We've closed the poll, and the results for our attempts to weed out candidates for a collective noun for security vulnerabilities are in.
To recap: the recent rash of Android vulnerabilities has made it clear that a new collective noun for such flaws, and possibly a separate one for security bugs in general, was required. We can talk about a pack of lies and a wad of notes, but there's no collective noun for vulnerabilities, for shame.
We're living in times when the higher profile vulnerabilities – Heartbleed, Shellshock and running up until the recent Stagefright Android bug – have their own catchy names and even logos. Now a group of vulnerabilities needs a catchy moniker.
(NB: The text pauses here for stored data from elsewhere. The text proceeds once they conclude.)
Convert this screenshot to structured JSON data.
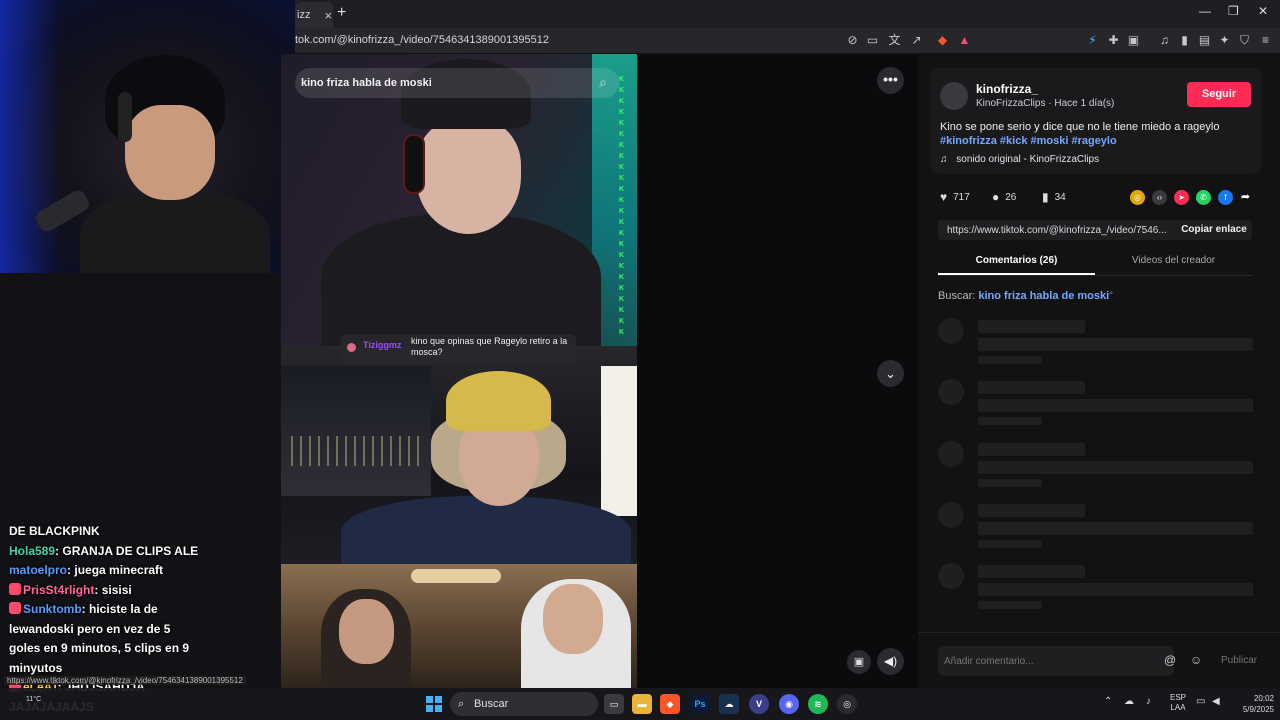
{
  "browser": {
    "tab_label": "izz",
    "tab_close": "×",
    "new_tab": "+",
    "url": "tok.com/@kinofrizza_/video/7546341389001395512",
    "minimize": "—",
    "restore": "❐",
    "close": "✕"
  },
  "video": {
    "search_text": "kino friza habla de moski",
    "chat_user": "Tiziggmz",
    "chat_message": "kino que opinas que Rageylo retiro a la mosca?",
    "k_marks": "K K K K K K K K K K K K K K K K K K K K K K K K"
  },
  "post": {
    "author": "kinofrizza_",
    "author_sub": "KinoFrizzaClips · Hace 1 día(s)",
    "follow_label": "Seguir",
    "description": "Kino se pone serio y dice que no le tiene miedo a rageylo",
    "hashtags": "#kinofrizza #kick #moski #rageylo",
    "sound": "sonido original - KinoFrizzaClips",
    "likes": "717",
    "comments": "26",
    "saves": "34",
    "link": "https://www.tiktok.com/@kinofrizza_/video/7546...",
    "copy_label": "Copiar enlace",
    "tab_comments": "Comentarios (26)",
    "tab_creator": "Videos del creador",
    "search_prefix": "Buscar:",
    "search_query": "kino friza habla de moski",
    "comment_placeholder": "Añadir comentario...",
    "publish_label": "Publicar"
  },
  "chat": [
    {
      "user": "",
      "text": "DE BLACKPINK",
      "color": "none"
    },
    {
      "user": "Hola589",
      "text": "GRANJA DE CLIPS ALE",
      "color": "green"
    },
    {
      "user": "matoelpro",
      "text": "juega minecraft",
      "color": "blue"
    },
    {
      "user": "PrisSt4rlight",
      "text": "sisisi",
      "color": "pink"
    },
    {
      "user": "Sunktomb",
      "text": "hiciste la de",
      "color": "blue"
    },
    {
      "user": "",
      "text": "lewandoski pero en vez de 5",
      "color": "none"
    },
    {
      "user": "",
      "text": "goles en 9 minutos, 5 clips en 9",
      "color": "none"
    },
    {
      "user": "",
      "text": "minyutos",
      "color": "none"
    },
    {
      "user": "eLeAT",
      "text": "JHDJSAHDJA",
      "color": "yellow"
    },
    {
      "user": "",
      "text": "JAJAJAJAAJS",
      "color": "none"
    }
  ],
  "status_url": "https://www.tiktok.com/@kinofrizza_/video/7546341389001395512",
  "taskbar": {
    "weather_temp": "11°C",
    "search_label": "Buscar",
    "lang_1": "ESP",
    "lang_2": "LAA",
    "time": "20:02",
    "date": "5/9/2025"
  },
  "colors": {
    "accent": "#fe2c55",
    "hashtag": "#72a8ff"
  }
}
Security bugs even have their own awards, thanks to categories within the Pwnie Awards that take place during the Black Hat conference in Las Vegas every year. We're well beyond referring to bugs simply by their CVE* numbers. It's surely only a matter of time before security bugs are anthropomorphised, like cartoon animals. A group of bugs simply can't hold this the sum of all our infosec fears.
After a short brainstorming session we put some candidates for a collective noun to the vote, which has returned the following result:
- Hatstand: 258 votes
- Windows: 161 votes
- Plague: 148 votes
- Panic: 145 votes
- Nest: 135 votes
- Scourge: 126 votes
- Overflow: 122 votes
Aside from showing what a contrarian lot Reg commentards are, the poll showed a general tiredness with the overused term of cyber, which got kicked into the long grass (it scored a paltry 15 votes). Although "hatstand" ran away the contest, we won't be using the term exclusively. English, of course, allows for more than one collective noun for a group of things. For example, the collective noun for dragons is "flight" but "weyr" or "wing" are also permissible.
Sticking with one or two terms might get tired (or worse, boring) really quickly, so we're offering all seven of those that did well in the poll as options for collection nouns. Greedy? Maybe. But we need to mix it up, and seven is as good a number as any (seven deadly sins, anyone?) They're our selection – at least until we find something better.
* CVE stands for Common Vulnerabilities and Exposures, the industry-wide system for uniquely identifying security bugs.